Logstash for Mainframes

Is there a version of Logstash for Z/OS Unix for Mainframes?

I’m sorry, I do not know the answer to your question.

However, for what it’s worth (@welcome2017, you might also be interested in this), I do have some experience forwarding a wide variety of z/OS-based “logs”—hundreds of different record types, including SMF records, IMS logs, DB2 logs—off z/OS to an instance of Logstash that is running on Linux (for example, in a Docker container).

Specifically, I run z/OS batch jobs that use IBM Transaction Analysis Workbench for z/OS (“Workbench”) to extract and transform logs from their original—typically, proprietary binary—format, and then stream the data in JSON Lines format over a TCP network to a listening instance of Logstash on a remote Linux system.

Disclaimer: I am the author of the Workbench product documentation. The current published edition of that documentation describes forwarding to Elastic using a different method.

Can you offer any more details of your specific use case? For example, what type of logs do you want to forward?

Workbench JCL

The JCL for Workbench log forwarding batch jobs is concise and self-contained; it doesn’t involve referring to configuration files that you have had to create using a separate configuration tool.

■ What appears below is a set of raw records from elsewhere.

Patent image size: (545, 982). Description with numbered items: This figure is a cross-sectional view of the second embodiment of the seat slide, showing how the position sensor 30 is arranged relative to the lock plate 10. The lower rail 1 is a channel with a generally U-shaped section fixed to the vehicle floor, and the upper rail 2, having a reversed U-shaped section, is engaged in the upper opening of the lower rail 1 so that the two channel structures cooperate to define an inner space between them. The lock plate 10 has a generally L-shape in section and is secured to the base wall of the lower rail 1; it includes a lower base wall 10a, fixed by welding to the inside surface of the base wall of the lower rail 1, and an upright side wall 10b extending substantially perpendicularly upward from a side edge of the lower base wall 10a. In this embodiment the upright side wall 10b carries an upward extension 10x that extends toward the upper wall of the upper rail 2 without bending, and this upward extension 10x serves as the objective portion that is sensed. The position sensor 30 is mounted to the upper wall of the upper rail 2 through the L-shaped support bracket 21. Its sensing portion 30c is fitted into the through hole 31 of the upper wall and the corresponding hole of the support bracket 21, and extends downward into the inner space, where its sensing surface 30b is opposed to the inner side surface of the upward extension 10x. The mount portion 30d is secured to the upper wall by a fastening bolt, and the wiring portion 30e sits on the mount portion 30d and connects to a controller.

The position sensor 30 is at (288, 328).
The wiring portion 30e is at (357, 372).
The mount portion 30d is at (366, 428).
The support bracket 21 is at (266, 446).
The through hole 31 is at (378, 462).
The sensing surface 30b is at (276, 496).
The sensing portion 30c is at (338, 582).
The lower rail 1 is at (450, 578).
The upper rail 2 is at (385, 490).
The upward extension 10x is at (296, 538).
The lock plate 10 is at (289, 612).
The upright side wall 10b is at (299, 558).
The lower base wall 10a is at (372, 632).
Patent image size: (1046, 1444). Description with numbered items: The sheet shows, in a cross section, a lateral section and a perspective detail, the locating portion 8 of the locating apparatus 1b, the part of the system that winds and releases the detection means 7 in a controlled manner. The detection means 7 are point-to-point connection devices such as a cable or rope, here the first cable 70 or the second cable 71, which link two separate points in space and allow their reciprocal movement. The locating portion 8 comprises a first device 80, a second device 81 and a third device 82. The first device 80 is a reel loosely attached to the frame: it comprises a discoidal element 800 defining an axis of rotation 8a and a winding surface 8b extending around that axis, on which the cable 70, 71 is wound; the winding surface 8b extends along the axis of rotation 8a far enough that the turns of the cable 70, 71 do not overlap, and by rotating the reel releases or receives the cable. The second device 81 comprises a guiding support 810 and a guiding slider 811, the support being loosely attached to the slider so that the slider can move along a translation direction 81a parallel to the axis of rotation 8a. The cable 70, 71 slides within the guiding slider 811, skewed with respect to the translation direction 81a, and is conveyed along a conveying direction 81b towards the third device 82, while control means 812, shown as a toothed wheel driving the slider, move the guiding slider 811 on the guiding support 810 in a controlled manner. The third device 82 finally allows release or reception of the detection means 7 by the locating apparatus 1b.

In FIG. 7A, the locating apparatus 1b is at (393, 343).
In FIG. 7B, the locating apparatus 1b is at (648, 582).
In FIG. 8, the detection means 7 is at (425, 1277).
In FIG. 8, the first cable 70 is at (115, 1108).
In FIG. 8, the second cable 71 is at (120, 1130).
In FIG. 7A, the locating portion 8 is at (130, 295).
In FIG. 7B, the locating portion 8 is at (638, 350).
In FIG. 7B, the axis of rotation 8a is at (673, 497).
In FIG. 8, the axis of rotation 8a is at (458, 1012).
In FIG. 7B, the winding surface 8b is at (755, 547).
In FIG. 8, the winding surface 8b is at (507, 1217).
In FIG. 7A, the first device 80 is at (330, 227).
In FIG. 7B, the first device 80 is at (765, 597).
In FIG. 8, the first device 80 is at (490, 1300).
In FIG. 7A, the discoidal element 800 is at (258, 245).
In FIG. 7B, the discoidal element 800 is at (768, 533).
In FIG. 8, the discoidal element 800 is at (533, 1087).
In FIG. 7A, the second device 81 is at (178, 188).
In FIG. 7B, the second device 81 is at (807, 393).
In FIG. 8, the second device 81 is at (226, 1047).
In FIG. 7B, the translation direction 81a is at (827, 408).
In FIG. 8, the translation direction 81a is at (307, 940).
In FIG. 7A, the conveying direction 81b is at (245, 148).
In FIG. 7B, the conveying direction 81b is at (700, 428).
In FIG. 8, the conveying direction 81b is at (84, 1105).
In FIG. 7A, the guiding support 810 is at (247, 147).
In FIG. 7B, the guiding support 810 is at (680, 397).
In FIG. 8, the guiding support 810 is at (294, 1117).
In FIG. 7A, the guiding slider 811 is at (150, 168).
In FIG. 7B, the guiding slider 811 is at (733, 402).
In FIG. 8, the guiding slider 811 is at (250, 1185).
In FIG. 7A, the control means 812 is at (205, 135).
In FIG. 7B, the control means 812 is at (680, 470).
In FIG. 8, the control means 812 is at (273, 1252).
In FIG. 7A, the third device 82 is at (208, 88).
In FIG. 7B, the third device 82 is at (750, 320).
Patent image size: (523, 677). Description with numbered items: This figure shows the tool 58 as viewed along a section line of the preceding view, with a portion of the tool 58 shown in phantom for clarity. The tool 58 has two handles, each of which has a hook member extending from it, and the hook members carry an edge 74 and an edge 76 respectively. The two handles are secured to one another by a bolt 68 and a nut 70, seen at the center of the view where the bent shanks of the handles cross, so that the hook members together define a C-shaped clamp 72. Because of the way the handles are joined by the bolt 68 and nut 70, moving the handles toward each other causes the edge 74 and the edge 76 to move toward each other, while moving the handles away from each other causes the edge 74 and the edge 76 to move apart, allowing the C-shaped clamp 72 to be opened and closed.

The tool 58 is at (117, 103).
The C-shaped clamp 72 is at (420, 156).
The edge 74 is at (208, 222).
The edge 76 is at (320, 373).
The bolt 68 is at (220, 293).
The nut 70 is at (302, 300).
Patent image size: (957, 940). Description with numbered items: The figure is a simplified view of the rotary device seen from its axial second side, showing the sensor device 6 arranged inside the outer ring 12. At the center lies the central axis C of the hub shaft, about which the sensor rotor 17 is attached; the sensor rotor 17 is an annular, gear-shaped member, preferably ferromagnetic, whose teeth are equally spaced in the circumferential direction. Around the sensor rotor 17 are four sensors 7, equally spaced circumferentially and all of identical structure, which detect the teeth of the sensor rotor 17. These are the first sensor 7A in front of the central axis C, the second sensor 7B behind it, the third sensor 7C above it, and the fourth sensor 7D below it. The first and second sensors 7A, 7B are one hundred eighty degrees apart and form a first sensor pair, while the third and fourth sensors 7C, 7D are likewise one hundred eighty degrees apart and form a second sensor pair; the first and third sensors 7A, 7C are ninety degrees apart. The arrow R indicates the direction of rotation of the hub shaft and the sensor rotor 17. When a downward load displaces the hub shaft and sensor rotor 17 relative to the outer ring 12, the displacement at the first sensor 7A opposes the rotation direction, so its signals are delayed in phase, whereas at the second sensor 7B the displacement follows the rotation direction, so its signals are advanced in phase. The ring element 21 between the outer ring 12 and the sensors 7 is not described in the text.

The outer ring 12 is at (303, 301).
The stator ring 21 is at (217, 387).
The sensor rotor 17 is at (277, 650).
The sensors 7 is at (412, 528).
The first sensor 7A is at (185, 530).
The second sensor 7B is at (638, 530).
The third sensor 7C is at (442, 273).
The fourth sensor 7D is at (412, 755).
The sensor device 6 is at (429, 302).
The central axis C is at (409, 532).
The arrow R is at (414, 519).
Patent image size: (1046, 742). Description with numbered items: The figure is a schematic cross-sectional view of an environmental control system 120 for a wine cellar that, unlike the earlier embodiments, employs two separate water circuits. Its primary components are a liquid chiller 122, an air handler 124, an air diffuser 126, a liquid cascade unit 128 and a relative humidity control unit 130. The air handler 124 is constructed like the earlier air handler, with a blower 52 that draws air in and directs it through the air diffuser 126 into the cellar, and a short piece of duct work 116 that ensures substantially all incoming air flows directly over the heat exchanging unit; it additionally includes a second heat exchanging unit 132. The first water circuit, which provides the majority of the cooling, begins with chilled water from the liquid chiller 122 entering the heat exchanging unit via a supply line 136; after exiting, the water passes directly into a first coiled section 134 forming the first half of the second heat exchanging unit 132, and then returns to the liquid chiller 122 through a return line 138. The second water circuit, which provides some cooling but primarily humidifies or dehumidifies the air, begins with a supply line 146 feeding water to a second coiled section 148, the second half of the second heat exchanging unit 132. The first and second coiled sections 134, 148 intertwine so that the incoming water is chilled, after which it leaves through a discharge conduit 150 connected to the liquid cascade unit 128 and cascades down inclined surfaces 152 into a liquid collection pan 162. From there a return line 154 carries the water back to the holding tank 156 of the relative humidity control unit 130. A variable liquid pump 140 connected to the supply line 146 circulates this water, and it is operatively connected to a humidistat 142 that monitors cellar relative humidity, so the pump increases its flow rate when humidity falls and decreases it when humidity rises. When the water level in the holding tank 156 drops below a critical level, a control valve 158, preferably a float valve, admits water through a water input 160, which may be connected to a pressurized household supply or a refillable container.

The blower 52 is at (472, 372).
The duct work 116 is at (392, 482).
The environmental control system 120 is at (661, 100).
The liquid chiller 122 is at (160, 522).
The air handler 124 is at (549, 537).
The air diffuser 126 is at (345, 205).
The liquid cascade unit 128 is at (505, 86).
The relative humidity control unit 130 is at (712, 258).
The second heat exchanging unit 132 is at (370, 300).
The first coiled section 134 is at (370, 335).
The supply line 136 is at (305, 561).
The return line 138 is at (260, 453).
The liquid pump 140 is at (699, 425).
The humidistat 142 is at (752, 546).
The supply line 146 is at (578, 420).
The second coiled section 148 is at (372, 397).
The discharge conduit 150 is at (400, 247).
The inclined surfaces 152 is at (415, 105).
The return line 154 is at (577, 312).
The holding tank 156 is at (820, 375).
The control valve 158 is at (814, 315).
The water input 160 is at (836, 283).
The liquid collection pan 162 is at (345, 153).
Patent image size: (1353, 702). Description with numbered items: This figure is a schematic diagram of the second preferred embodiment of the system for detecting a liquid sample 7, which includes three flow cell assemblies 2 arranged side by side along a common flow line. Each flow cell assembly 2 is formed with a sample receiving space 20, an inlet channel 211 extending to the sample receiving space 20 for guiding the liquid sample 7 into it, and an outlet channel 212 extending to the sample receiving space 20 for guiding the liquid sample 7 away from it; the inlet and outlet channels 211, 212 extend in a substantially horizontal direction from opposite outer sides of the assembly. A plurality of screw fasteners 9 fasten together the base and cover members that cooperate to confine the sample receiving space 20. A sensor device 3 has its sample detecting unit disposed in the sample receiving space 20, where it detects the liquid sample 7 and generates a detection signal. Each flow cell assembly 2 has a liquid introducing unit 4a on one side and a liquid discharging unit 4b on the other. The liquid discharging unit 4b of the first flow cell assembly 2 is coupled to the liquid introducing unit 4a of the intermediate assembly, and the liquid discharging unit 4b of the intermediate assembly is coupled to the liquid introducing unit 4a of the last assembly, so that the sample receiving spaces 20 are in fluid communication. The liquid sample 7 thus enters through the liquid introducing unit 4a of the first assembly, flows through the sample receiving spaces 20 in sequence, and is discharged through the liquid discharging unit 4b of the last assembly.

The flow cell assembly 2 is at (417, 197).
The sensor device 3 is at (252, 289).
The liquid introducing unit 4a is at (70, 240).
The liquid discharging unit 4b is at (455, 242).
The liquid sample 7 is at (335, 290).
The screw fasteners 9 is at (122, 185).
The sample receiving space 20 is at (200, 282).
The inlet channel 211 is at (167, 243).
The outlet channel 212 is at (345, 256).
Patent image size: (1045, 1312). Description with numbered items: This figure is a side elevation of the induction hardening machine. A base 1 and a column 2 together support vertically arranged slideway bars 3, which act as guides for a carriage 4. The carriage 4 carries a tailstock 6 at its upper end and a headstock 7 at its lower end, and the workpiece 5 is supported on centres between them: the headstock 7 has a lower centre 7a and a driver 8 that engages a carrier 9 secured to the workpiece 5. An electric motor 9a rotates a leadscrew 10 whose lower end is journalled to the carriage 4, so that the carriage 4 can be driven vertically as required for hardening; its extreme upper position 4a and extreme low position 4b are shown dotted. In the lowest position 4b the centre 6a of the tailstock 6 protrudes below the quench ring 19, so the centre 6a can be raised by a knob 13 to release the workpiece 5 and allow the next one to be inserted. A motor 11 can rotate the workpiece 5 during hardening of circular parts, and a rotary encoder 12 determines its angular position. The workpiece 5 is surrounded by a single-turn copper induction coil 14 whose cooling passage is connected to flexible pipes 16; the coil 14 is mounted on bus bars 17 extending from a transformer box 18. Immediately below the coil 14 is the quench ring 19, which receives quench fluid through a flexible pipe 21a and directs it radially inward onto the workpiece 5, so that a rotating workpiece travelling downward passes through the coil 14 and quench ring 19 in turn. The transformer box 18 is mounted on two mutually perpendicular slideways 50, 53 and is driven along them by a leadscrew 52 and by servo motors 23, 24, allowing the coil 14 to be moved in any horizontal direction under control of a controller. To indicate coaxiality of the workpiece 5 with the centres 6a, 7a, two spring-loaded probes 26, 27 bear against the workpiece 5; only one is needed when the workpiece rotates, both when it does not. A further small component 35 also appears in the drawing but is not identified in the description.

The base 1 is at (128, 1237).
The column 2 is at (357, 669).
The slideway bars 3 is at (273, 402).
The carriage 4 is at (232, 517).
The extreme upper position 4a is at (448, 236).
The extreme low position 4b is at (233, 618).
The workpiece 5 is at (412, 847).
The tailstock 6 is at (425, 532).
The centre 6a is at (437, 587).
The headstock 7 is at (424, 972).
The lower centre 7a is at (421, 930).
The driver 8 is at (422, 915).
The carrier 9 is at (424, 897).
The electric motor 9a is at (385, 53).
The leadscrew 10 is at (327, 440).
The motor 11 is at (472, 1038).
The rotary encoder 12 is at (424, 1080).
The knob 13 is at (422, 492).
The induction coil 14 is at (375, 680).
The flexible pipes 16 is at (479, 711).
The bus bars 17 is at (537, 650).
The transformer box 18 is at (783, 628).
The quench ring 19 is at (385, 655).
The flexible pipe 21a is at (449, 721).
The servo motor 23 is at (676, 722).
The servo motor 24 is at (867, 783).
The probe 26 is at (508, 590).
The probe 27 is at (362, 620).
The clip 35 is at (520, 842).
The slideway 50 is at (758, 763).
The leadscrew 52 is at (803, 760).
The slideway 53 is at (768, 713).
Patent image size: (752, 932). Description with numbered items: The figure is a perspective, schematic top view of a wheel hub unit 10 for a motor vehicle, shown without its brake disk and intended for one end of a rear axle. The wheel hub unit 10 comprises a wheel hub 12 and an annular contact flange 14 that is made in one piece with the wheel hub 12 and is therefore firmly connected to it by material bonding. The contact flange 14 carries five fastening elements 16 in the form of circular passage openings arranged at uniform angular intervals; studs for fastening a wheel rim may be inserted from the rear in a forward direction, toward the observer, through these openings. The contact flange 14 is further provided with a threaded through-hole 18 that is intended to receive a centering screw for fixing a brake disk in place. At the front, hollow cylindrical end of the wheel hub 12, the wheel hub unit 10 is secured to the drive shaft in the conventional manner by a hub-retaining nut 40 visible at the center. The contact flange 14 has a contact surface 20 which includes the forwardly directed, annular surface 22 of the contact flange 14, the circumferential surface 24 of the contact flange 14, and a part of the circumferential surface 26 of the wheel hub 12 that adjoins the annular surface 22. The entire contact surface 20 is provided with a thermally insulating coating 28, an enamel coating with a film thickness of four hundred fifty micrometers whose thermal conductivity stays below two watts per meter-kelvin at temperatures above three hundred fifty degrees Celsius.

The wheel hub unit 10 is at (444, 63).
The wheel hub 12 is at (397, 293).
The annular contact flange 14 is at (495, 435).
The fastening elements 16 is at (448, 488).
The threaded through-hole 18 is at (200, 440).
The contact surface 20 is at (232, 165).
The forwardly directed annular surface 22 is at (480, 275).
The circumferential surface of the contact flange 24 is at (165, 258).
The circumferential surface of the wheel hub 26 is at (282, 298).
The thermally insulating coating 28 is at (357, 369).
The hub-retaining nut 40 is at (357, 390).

The following example forwards CICS monitoring facility (CMF) performance class (SMF 110) records from the dumped SMF data set 'SMF.MVS1(-1)' to TCP port 5044 on a remote Linux host named “elastic”:

//FUW2LS JOB NOTIFY=&SYSUID
//FUWBATCH EXEC PGM=FUWBATCH
//STEPLIB DD  DISP=SHR,
//            DSN=FUW.SFUWLINK
//SYSPRINT DD SYSOUT=*
//SMFIN001 DD DISP=SHR,
//            DSN=SMF.MVS1(-1)
//SYSIN DD *
STREAM NAME(LOGSTASH) TRANSPORT(TCP) +
       HOST(elastic) PORT(5044) +
       LINES FLAT OMITNULL NOTITLE FIELDCASE(LOWER) ASCII LF
JSON CODE(CMF) STREAM(LOGSTASH)
FIELDS(
* Insert the list of CMF field names you want to forward in each event
)

In addition to specifying which fields you want to forward, you can, optionally, specify filters to select which records you want to forward. The filters specify one or more conditions based on field values. For example, you can specify conditions to select records for transactions with a response time longer than 2 seconds, or records that match a particular transaction code or application ID pattern.

Logstash config

Here’s the corresponding Logstash config:

input {
  tcp {
    port => 5044
    codec => json_lines
  }
}
filter {
  date {
    # Set @timestamp, if you want to; feel free to ask about the ellipsis
    match => ["time", "..."]
  }
}
output {
  elasticsearch {
    document_type => "%{type}"
    index => "fuw-%{+YYYY.MM.dd}-%{type}"
    manage_template => false
  }
}

If you run Logstash in a Docker container, then you’ll be using port forwarding, and it’s under your control whether the port number that Workbench sends to matches the port number on which Logstash, inside the container, is listening.

(I have not included here the corresponding Elasticsearch index template. Setting aside a detail relating to that ellipsis for the time format, all it does is stop Elasticsearch analyzing string fields.)

Elasticsearch bulk API

Depending on your specific use case, you could choose to bypass Logstash and forward events directly to the Elasticsearch HTTP-based bulk API (which is what the Logstash elasticsearch output plugin does). If you know how to read (programmatically parse) the logs you want to forward—or you’re responsible for creating those logs in the first place—then there are many options available to you for sending those logs over HTTP to Elasticsearch, including writing a little Java, or even using the z/OS port of cURL.